Engagement et proximité : décryptage du volet « pouvoirs de police »
Suite de la série que Maire info consacre au projet de loi Engagement et proximité, avant la commission mixte paritaire qui devrait se réunir le 11 décembre. Aujourd’hui, zoom sur les mesures adoptées par les députés en matière de pouvoir de police du maire.
Première nouveauté : un amendement a été adopté permettant d’améliorer l’information des maires sur leur prérogatives en tant qu’officier de police judiciaire. « La méconnaissance de leurs prérogatives peut en effet constituer un frein au bon accomplissement de leurs missions », estime le rapporteur du texte, Benoît Questel (LaREM). Ces prérogatives leur seraient donc présentées directement, en début de mandat, par le préfet et le procureur de la République de leur département.

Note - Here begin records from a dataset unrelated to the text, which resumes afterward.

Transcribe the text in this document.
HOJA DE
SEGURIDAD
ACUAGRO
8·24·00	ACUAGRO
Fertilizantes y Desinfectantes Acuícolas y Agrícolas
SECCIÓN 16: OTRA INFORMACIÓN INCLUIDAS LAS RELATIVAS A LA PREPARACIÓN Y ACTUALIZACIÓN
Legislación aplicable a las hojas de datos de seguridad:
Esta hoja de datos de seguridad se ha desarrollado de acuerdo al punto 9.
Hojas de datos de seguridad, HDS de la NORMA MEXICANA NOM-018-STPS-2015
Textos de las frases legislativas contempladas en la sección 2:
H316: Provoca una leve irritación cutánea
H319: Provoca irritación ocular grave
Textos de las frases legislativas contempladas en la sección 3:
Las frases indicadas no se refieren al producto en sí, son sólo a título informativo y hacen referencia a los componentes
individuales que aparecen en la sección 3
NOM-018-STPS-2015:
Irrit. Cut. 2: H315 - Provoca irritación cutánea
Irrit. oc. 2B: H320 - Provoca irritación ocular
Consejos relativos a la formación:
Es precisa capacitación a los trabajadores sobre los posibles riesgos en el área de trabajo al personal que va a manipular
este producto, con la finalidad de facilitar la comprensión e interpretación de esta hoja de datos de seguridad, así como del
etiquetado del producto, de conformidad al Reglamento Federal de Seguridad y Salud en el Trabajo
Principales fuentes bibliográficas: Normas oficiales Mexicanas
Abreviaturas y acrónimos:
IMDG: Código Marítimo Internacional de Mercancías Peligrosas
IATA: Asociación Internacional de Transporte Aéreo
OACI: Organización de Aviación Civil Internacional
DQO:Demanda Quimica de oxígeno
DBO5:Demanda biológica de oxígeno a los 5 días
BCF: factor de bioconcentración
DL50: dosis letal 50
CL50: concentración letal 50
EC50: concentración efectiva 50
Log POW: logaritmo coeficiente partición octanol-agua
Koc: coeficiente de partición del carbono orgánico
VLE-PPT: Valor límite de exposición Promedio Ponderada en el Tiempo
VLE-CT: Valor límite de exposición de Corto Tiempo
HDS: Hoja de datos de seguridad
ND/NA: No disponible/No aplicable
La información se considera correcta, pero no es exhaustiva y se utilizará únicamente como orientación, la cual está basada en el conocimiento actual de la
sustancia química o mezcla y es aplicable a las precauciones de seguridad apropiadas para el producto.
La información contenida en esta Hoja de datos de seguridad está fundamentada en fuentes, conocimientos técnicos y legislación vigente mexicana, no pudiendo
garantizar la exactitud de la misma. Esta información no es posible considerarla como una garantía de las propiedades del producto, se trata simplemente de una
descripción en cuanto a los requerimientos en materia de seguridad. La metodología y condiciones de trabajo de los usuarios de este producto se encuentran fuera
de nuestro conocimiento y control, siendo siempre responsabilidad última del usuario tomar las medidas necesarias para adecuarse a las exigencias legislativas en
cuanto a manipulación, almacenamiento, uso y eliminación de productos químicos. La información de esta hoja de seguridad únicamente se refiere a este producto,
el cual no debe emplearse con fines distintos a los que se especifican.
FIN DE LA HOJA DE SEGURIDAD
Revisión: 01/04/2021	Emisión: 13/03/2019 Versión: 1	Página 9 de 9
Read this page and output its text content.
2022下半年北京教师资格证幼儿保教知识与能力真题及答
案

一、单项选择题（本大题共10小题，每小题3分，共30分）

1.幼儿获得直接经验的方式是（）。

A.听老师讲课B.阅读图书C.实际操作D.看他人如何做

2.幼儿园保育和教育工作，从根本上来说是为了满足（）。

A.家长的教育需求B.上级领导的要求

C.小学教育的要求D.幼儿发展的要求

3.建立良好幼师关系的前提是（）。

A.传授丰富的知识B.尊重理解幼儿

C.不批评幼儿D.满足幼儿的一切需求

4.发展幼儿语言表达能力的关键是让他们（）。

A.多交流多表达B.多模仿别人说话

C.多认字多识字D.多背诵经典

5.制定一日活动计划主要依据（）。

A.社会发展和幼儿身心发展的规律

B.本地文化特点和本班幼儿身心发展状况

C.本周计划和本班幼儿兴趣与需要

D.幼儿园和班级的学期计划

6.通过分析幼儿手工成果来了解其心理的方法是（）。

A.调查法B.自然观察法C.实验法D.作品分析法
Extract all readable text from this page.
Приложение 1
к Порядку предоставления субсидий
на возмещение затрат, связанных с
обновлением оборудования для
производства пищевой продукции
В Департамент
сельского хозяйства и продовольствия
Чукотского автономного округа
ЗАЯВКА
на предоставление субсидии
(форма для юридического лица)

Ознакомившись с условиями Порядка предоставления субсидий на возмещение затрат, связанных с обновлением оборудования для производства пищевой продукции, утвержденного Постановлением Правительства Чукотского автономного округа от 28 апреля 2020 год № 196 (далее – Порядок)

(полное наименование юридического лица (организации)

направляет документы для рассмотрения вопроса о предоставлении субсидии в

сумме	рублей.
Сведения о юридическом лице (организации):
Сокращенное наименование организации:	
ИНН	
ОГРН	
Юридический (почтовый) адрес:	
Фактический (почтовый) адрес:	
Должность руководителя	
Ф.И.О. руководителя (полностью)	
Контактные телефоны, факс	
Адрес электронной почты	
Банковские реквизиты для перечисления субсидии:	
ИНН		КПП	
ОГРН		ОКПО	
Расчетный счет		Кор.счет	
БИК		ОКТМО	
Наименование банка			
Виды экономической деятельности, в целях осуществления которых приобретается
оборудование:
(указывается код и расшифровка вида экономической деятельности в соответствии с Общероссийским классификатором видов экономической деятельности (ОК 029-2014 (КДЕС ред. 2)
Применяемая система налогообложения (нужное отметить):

Les maires recevraient également, ainsi que les adjoints, « une carte d’identité tricolore ».
L’article 12, renforçant les prérogatives de police spéciale du maire en matière de fermeture des établissements recevant du public (ERP) menaçant ruine, a été adopté quasiment sans modification par rapport à la version Sénat : après une mise en demeure restée sans effet, le maire pourrait ordonner la fermeture et imposer une astreinte au propriétaire, pouvant s’élever à 500 € par jour de retard.
Débits de boissons
En séance, les députés ont longuement débattu d’une disposition prévue par le Sénat : la possibilité pour le préfet de déléguer certains de ses pouvoirs au maire notamment en matière de fermeture administrative des débits de boissons. La majorité et le ministre Sébastien Lecornu se sont montrés peu enthousiastes vis-à-vis à ce dispositif, estimant qu’il pouvait devenir « coercitif » parce que « systématique ». Des députés de l’opposition ont plaidé que le gouvernement pouvait à cette occasion « manifester sa confiance envers les maires de France ». « Il s’agissait là d’accorder de la liberté, du pouvoir d’intervention et de la confiance aux maires », a plaidé Robin Reda (LR). Par ailleurs, ils ont rappelé que lorsque des débits de boisson provoquent des nuisances, c’est bien le maire « qui finit par être pris pour cible par la population qui ne (les) supporte plus ». Il devrait donc « pouvoir procéder à la fermeture sous le contrôle du préfet ». L'article 13 permet finalement, comme prévu par le Sénat, que les maires puissent demander aux préfets de leur déléguer cette prérogative, « au vu des circonstances locales ».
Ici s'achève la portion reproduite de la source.